Uncapped government backstop needed for ‘uninsurable’ cyber and climate risk: Geneva Association

Systemic and emerging risk is reaching the limits of insurability, in particular for climate and cyber threats, says a new report from The Geneva Association. Governments will need to step in to replace commercial insurance for the most severe risks, the body warns.

“For some risks such as terrorism and natural disasters, a limited government backstop may be sufficient. For systemic risks, however, an uncapped (or very high) government backstop is critical if the PPP’s objective is to harness the specific capabilities of the insurance industry,” The Geneva Association says.

It adds: “Catastrophic cyberattacks on critical infrastructure could be associated with maximum possible losses that go far beyond the risk-bearing capacity of the global insurance industry.”

In a poll of about 1,000 corporates and retail customers in each of the six largest insurance markets of the US, China, Japan, UK, France and Germany, more than 50% said they expect buying insurance to become more difficult or even impossible in the future for natural catastrophes, longevity and cyber risk.

Systemic risks are challenging the traditional insurance model, the report says, making it more difficult to pool growing risks from cyber and climate and intangible risks, such as reputational risk, from increasing digitalisation and ESG disclosures. Insurance for such risks will become either prohibitively expensive or even unavailable, with this already starting to play out for property cat risks in the catastrophe hit regions in the US.

Publishing The Value of Insurance in a Changing Risk Landscape, which models emerging risks and the future of their insurability, The Geneva Association reveals that climate and cyber risks present the most significant obstacles to insurability, largely because of their lack of independence and potential for massive losses.

Kai-Uwe Schanz, director, socio-economic resilience at The Geneva Association and author of the report, says: “Our theoretical analysis found that climate and cyber risks in particular present major obstacles to insurability.” Climate and cyber are also two of the top risks buyers say raise the biggest concerns about availability and affordability.

The Geneva Association identifies an “increasing and emerging gap” between what customers and governments expect the industry to do and what it is technically able to do.

“In the presence of systemicity, the fundamental mechanism of risk pooling and redistribution – spreading the losses of the few among the many unaffected by disaster – no longer works,” it warns.

The Geneva Association makes several recommendations for insurers to expand their relevance to the changing risk landscape; in particular it suggests insurers:

  • Increase their provision of risk services to include risk assessment, prediction, prevention and mitigation as well as assistance and education;
  • Provide dedicated risk and investment products to promote sustainable development, in particular in product design, underwriting, claims and asset management;
  • Engage in public-private partnerships (PPPs) to address the largest and most complex risks facing modern societies, including enabling commercial risk transfer and replacing it by removing extreme and volatile risk from the insurance market.

Historically, PPPs have seen governments step in to make sure risks remain commercially viable, or provide a backstop, for private insurers to continue cover. But the report proposes structures for large-scale and systemic risks that exceed the boundaries of insurability, such as economic losses from pandemics, climate change or large-scale attacks on critical infrastructure.

These would require “significant government funds”, the report says, if they are to address systemic risk in a meaningful way. “Risks that can be insured need not be legislated; uninsurable risks, however, have to be dealt with by nation states,” The Geneva Association says.

“Governments need to get involved as ‘insurers of last resort’ and could draw on insurers’ potential and limited risk-bearing capacity but, and more important in the context of this report, also mobilise insurers’ vital, non-risk-bearing contributions to risk preparedness and resilience building.”
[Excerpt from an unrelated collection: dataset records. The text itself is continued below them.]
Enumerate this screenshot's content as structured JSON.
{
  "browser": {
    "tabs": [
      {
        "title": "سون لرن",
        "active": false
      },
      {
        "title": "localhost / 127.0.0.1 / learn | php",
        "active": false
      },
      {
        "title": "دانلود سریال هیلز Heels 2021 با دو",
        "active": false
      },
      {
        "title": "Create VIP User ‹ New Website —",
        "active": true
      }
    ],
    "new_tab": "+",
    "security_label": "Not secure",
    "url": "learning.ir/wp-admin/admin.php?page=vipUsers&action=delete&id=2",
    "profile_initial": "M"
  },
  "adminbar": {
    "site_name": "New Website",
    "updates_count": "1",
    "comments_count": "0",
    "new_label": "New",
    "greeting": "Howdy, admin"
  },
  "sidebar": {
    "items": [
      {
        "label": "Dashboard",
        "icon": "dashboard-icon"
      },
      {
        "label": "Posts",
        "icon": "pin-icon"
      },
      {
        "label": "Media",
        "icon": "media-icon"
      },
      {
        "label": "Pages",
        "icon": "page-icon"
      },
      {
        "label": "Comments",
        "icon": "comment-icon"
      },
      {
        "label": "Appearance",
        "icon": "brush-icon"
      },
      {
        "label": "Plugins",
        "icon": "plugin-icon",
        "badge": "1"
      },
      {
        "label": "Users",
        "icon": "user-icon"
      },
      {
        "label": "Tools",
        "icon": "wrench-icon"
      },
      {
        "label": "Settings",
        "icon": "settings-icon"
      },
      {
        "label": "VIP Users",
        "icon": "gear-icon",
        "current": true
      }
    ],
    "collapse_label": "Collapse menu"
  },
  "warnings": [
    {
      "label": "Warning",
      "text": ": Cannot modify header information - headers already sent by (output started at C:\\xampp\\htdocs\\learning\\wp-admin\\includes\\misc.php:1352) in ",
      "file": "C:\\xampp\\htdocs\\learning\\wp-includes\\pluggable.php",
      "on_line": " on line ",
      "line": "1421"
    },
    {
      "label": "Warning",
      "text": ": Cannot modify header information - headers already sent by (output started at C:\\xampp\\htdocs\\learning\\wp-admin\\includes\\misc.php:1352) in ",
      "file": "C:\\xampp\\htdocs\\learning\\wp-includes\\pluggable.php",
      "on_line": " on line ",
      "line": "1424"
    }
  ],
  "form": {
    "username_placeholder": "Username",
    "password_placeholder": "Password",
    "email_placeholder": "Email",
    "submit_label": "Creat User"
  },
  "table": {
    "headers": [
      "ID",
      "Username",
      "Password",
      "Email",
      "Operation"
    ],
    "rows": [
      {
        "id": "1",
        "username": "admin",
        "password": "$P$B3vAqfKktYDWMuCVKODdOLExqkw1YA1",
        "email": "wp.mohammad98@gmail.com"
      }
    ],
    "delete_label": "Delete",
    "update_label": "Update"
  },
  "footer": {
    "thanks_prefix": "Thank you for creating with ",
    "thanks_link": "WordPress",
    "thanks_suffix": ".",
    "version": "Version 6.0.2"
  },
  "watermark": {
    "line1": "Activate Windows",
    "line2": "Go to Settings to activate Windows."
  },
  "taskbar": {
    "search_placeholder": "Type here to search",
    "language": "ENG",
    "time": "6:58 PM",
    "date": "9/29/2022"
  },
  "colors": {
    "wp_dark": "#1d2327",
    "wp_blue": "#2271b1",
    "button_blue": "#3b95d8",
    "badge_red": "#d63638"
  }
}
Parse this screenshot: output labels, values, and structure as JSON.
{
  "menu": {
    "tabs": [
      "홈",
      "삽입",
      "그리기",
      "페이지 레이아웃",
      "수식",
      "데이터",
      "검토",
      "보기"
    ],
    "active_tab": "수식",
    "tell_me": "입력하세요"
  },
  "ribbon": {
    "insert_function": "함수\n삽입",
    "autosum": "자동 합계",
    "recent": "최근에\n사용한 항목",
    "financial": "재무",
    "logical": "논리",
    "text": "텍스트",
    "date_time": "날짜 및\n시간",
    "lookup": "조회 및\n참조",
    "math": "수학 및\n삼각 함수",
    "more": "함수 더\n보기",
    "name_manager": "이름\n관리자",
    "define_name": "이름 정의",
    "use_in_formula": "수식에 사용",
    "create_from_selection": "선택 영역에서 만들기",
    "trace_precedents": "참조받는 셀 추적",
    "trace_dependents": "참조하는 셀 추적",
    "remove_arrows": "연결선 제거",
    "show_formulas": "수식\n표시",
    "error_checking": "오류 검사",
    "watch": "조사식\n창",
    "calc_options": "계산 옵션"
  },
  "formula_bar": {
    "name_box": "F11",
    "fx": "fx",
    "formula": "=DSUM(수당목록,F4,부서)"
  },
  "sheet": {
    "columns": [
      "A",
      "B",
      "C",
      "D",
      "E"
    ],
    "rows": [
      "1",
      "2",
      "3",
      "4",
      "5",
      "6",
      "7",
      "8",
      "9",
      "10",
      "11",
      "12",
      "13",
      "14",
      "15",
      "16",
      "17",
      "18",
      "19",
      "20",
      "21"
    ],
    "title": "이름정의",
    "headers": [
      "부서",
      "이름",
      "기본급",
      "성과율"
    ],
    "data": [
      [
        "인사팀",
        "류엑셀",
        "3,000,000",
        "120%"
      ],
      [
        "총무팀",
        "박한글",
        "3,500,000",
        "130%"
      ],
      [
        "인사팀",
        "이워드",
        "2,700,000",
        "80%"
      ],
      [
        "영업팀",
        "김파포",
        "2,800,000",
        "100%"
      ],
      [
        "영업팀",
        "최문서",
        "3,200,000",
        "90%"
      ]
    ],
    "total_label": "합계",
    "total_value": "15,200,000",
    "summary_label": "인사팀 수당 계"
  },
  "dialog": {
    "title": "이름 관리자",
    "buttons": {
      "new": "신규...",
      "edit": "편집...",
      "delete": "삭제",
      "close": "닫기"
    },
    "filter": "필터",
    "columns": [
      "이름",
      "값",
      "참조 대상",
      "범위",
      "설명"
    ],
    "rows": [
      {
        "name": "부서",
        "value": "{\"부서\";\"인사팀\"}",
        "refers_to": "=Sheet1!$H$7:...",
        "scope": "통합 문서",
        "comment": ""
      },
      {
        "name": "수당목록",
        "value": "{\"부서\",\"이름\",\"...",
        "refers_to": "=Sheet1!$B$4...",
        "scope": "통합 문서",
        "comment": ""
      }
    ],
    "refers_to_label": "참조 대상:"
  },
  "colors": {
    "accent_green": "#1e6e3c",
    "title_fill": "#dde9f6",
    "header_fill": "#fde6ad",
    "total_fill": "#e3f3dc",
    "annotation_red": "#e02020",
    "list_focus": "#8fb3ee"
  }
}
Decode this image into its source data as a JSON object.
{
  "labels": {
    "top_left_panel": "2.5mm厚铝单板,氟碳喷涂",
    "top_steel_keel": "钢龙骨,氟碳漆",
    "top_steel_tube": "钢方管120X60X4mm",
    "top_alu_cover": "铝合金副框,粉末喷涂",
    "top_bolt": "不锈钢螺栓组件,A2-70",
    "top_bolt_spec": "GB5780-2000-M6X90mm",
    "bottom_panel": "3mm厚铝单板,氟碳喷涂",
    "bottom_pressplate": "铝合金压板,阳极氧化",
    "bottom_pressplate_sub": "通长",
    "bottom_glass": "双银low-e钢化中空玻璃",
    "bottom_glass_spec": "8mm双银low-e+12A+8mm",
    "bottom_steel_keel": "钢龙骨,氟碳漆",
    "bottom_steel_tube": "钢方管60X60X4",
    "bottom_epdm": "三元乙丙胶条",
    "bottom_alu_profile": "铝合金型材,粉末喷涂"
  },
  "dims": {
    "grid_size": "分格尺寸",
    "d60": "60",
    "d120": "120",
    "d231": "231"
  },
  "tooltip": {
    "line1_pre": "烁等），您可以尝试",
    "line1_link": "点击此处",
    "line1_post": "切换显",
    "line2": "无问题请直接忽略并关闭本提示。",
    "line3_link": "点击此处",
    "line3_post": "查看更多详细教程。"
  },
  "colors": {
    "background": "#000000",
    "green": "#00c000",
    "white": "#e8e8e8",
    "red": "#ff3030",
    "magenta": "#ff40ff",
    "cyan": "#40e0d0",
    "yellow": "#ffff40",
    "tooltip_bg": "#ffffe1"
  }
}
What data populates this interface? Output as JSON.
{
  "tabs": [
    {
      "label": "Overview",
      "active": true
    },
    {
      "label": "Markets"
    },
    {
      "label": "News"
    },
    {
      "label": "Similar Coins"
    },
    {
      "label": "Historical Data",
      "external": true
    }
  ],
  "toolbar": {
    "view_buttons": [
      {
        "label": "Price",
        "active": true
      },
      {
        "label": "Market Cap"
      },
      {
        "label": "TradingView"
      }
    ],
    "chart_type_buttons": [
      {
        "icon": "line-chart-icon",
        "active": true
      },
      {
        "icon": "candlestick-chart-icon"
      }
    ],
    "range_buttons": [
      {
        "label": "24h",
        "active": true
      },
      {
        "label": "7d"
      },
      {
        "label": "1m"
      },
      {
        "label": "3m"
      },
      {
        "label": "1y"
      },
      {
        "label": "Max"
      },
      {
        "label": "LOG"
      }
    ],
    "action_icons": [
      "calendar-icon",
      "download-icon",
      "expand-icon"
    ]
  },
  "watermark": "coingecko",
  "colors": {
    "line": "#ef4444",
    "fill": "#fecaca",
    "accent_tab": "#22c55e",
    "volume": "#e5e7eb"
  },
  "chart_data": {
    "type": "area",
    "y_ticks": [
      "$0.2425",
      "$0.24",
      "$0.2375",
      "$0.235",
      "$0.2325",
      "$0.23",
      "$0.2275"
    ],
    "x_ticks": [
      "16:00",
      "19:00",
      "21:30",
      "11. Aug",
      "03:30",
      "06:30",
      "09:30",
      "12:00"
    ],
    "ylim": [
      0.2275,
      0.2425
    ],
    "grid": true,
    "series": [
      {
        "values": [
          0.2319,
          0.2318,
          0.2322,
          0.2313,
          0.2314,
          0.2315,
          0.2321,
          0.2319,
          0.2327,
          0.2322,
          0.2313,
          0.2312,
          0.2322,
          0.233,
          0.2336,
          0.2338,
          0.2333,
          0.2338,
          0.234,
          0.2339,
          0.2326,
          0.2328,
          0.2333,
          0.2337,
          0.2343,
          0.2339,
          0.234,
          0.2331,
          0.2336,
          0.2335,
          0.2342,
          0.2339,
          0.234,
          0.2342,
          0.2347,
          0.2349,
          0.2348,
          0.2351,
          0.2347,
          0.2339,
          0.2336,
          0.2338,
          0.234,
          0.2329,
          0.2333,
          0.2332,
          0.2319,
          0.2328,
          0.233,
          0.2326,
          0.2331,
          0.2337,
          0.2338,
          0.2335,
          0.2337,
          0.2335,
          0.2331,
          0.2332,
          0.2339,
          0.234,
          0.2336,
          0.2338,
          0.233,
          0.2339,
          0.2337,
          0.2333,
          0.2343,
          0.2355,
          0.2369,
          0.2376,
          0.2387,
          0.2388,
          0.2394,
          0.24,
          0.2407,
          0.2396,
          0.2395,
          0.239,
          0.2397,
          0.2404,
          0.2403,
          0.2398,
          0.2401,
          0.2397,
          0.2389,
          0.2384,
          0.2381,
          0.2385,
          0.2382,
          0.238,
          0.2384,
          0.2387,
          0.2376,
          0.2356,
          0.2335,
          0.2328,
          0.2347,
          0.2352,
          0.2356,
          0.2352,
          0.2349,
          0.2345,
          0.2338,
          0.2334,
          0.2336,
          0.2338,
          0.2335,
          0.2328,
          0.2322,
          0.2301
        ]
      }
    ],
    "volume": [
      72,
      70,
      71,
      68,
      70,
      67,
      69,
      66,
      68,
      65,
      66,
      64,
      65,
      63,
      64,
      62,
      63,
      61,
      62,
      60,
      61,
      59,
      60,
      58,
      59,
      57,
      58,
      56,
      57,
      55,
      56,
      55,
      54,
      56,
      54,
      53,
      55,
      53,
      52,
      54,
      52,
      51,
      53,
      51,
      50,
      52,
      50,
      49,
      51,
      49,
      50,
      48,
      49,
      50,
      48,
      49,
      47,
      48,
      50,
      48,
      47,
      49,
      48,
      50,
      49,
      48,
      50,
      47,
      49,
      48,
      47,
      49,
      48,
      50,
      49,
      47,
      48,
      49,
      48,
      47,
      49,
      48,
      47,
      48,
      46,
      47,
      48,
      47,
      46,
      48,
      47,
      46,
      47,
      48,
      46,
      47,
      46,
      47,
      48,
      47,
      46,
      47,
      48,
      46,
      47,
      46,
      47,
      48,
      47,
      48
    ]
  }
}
The Geneva Association argues insurers can still play a relevant role in systemic risk, urging the sector to look beyond traditional risk transfer to address systemic risks, incorporating risk prevention services, and working with governments to tackle the most severe risks.

“The survey findings provide strong support for these approaches, with more than 80% of customers expressing interest in non-traditional risk services,” The Geneva Association says, adding that there is a clear opportunity for insurers to expand in these additional risk management areas.

Jad Ariss, managing director of The Geneva Association, says: “The increasing intensity and impact of risks today, from climate to cyber, are creating testing conditions for insurers. Yet the case for the continued value of insurance is clear. By leveraging their expertise to offer services that help to mitigate risk and drive positive change among their customers, insurers can maintain, and even strengthen, their societal relevance.”

The Geneva Association’s buyer survey also reveals strong support for PPPs. “Most customers are in favour of PPPs aimed at promoting the availability and affordability of insurance… They want their insurers to collaborate more with governments to mitigate emerging insurability issues,” the report says.